Para colmo, los conceptos de libertad
que se ponen en juego en la esfera política –cada uno de ellos reclamando la
exclusividad interpretativa– tienen por objeto dar forma a la realidad social;
aun en su sentido más elemental, la lucha política es también lucha
intelectual. Y el debate intelectual es, a menudo, la continuación de la
política por otros medios. Va de suyo que tanto la política como la teoría
pueden hacerse mejor o peor, aunque entre ellas hay una diferencia: hace buena
política quien termina prevaleciendo ante los rivales; hace buena teoría
(política) quien presenta argumentos coherentes sin perder de vista las
condiciones de aplicación de sus propuestas normativas.
Pero volvamos al argumento de Dudda:
la izquierda, incluida la izquierda liberal y también una parte del pensamiento
liberal mismo, han abandonado la defensa de la libertad; a consecuencia de
ello, esta última se identifica hoy con el ejercicio de la libertad económica.
Ocurre que tal vez habría que
cuestionar la distinción entre libertades separadas. En el ámbito
jurídico-constitucional, las tipologías cumplen una función discernible al
expresarse en derechos susceptibles de ser reclamados ante los tribunales:
libertad de asociación, de expresión, de movimientos. Y, sin duda, podemos
describir los variopintos ámbitos en los que se desenvuelve nuestra libertad:
de la libertad de que disfrutamos como ciudadanos a la que tenemos como
consumidores, pasando por el ejercicio de la libertad sexual o el disfrute de
la libertad de credo. Pero todas ellas remiten a la misma matriz: la capacidad
del individuo para decidir por sí mismo cómo ha de gobernar su vida. Se trata
del objetivo básico del liberalismo: dar forma a sociedades donde todos seamos
iguales en la libertad. No podrá evitarse que, a consecuencia del ejercicio que
cada uno haga de la libertad, difieran los resultados que cada uno coseche; la
igual libertad se predica de las oportunidades del individuo, pero no puede
significar que todos se encuentran siempre en posición idéntica a los demás.
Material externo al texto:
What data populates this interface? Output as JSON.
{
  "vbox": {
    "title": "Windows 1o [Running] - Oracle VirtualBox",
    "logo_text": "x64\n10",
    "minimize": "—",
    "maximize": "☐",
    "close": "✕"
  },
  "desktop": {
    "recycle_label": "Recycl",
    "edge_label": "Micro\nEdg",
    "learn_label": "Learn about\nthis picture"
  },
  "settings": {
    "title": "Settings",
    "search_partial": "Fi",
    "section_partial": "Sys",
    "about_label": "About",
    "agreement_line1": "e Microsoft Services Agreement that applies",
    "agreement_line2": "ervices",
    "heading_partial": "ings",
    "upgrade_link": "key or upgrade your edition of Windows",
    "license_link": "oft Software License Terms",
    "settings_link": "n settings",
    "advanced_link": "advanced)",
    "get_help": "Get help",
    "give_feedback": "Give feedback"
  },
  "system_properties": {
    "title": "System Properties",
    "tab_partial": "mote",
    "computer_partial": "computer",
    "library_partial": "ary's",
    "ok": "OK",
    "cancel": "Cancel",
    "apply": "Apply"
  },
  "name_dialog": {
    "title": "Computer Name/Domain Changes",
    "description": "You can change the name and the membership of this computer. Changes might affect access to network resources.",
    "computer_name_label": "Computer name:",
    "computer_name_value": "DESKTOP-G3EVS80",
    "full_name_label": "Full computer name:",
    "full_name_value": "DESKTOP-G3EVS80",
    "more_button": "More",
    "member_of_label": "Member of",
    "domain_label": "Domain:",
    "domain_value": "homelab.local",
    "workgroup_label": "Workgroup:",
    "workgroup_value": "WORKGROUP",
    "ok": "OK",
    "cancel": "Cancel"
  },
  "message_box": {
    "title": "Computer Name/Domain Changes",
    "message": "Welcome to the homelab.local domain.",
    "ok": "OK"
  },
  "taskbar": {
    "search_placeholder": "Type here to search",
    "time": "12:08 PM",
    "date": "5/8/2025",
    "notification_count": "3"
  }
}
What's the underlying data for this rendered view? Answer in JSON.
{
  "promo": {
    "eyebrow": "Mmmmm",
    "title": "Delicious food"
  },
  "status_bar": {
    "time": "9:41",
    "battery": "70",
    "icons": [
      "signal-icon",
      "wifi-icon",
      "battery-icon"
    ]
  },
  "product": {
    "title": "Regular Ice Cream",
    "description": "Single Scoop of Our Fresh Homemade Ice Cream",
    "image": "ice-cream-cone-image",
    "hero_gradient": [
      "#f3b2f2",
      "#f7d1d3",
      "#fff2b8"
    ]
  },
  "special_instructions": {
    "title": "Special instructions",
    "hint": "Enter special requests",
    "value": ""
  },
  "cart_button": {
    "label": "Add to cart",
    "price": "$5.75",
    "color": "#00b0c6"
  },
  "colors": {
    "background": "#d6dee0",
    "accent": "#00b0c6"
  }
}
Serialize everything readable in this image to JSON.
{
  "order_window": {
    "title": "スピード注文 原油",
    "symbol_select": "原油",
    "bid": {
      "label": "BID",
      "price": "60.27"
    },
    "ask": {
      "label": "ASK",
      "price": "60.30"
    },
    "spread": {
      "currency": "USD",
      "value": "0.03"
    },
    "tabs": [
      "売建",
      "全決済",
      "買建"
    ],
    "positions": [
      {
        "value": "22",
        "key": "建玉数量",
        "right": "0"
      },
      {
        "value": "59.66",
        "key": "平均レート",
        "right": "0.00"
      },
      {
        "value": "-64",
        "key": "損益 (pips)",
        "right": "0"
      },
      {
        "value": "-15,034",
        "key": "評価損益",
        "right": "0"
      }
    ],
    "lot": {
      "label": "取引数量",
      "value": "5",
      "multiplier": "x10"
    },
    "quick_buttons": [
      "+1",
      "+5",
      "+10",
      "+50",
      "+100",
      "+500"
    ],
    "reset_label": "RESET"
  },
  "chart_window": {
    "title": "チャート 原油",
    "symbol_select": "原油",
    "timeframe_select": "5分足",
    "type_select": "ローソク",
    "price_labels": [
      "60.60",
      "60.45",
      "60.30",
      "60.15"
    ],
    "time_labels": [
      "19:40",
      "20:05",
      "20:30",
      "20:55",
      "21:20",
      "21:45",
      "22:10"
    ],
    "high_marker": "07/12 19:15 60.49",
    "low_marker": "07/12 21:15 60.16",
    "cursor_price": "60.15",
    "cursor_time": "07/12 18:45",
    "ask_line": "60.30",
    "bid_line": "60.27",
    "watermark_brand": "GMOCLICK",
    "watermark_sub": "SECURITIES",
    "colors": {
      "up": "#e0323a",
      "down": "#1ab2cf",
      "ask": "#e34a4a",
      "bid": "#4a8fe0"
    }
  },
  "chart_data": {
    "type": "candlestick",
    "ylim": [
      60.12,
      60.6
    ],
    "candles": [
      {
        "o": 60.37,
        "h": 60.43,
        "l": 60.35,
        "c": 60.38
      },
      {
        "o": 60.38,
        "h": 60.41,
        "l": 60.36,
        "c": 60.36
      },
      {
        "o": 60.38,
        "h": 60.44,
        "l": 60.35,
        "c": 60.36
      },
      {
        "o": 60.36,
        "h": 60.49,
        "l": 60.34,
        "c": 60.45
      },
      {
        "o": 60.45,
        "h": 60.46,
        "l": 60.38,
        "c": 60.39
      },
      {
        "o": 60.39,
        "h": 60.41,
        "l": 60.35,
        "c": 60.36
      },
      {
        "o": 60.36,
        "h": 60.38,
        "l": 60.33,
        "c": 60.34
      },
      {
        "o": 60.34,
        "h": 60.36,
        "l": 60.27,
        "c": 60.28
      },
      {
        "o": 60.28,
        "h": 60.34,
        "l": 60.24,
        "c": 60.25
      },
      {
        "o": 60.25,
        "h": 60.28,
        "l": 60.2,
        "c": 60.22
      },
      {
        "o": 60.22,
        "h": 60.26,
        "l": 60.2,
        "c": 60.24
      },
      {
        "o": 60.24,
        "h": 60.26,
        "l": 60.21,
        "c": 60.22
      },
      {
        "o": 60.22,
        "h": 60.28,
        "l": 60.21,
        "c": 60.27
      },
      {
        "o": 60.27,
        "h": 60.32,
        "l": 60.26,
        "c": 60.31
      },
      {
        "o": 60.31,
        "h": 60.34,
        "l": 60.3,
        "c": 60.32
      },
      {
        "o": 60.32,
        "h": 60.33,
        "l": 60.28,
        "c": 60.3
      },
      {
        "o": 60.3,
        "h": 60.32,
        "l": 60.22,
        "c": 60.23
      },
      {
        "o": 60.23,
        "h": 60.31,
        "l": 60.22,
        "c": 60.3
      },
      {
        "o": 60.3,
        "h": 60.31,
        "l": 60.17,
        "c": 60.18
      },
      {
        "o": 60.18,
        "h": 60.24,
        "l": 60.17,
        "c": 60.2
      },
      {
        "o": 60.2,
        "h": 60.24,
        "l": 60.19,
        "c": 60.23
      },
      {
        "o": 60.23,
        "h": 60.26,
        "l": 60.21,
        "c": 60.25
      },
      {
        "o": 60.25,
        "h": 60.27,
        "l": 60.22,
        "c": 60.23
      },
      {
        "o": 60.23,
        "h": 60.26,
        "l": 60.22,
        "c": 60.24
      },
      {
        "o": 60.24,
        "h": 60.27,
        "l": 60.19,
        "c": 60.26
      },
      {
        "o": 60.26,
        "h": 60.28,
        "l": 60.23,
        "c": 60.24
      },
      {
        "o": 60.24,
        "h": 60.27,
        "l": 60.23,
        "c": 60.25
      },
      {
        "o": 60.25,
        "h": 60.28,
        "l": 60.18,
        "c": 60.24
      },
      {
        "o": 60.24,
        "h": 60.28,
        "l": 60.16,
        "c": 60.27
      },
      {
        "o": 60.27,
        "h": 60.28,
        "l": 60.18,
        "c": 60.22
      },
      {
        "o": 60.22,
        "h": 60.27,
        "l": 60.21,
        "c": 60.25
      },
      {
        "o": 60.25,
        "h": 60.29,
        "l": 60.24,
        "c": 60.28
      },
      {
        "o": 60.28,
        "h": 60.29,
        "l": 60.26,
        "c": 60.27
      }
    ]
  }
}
El crecimiento económico no es un fin
en sí mismo
Ahora bien: la libertad
económica también es un medio al servicio de fines colectivos; de ahí
el lugar sensible que ocupa en nuestras discusiones sobre el asunto. Sabemos
desde los ilustrados escoceses que el mercado libre –diseñado y regulado por
los poderes públicos– produce beneficios sociales; el símil de la mano
invisible es un buen símil. Porque tropo es: quienes hacen una lectura literal
de la famosa mano justo antes de descalificarla como superchería muestran una
pobre comprensión lectora. Adam Smith dice literalmente que el individuo que
persigue su fin egoísta en el mercado se ve llevado “como por una mano
invisible” a realizar un fin distinto al que tenía previsto; la actividad
económica en régimen de competencia, resumiendo y simplificando, genera una
riqueza que sirve al progreso de las sociedades… generando una abundancia material
que constituye la condición necesaria para la realización de la
libertad personal. Así que el crecimiento económico no es un fin en sí mismo;
lástima que muchos otros olviden que no es un medio como cualquier otro, sino
aquel que hace posible la mayoría de los demás. Si existiese evidencia
incontestable de que la persecución del crecimiento económico nos lleva al
colapso ecológico, pues, ningún liberal podría negarse a limitarlo. Pero esa
evidencia no existe y los riesgos de abrazar el decrecimiento exceden con mucho
sus beneficios.
Naturalmente, la economía de libre
mercado no está libre de problemas: externalidades medioambientales,
propensiones oligárquicas, destrucción creativa que conduce a la obsolescencia
de empresas y trabajadores, desigualdad negociadora entre capital y trabajo,
ocurrencia de crisis periódicas, tendencia a la concentración de riqueza. Pero
no hemos encontrado nada mejor. De hecho, el consenso neokeynesiano de la
segunda posguerra forma parte de la concepción dominante de la sociedad
liberal; asunto distinto es que discutamos acerca de cuánto bienestarismo
estatal es deseable o sostenible. A menudo, empero, los mercados funcionan de
manera deficiente por falta de competencia, como sucede con la sanidad en
Estados Unidos; la captura del poder público encargado de regular la actividad
económica es un serio problema que resta dinamismo a las sociedades. No es la
única captura posible, por lo demás: el sistema de pensiones que rige en España
es un ejemplo del poder que pueden ejercer los grupos electorales de los que
depende la reelección de un gobierno. Defender la libertad hoy supone, entre
otras cosas, desmantelar por igual el crony capitalism que merma la
libre competencia y denunciar a los poderes públicos allí donde interfieren en
el legítimo ejercicio de nuestra autonomía: menoscabando nuestra libertad de
asociación, adoctrinándonos acerca de qué valores morales debemos preferir,
limitando las libertades expresivas, y así sucesivamente.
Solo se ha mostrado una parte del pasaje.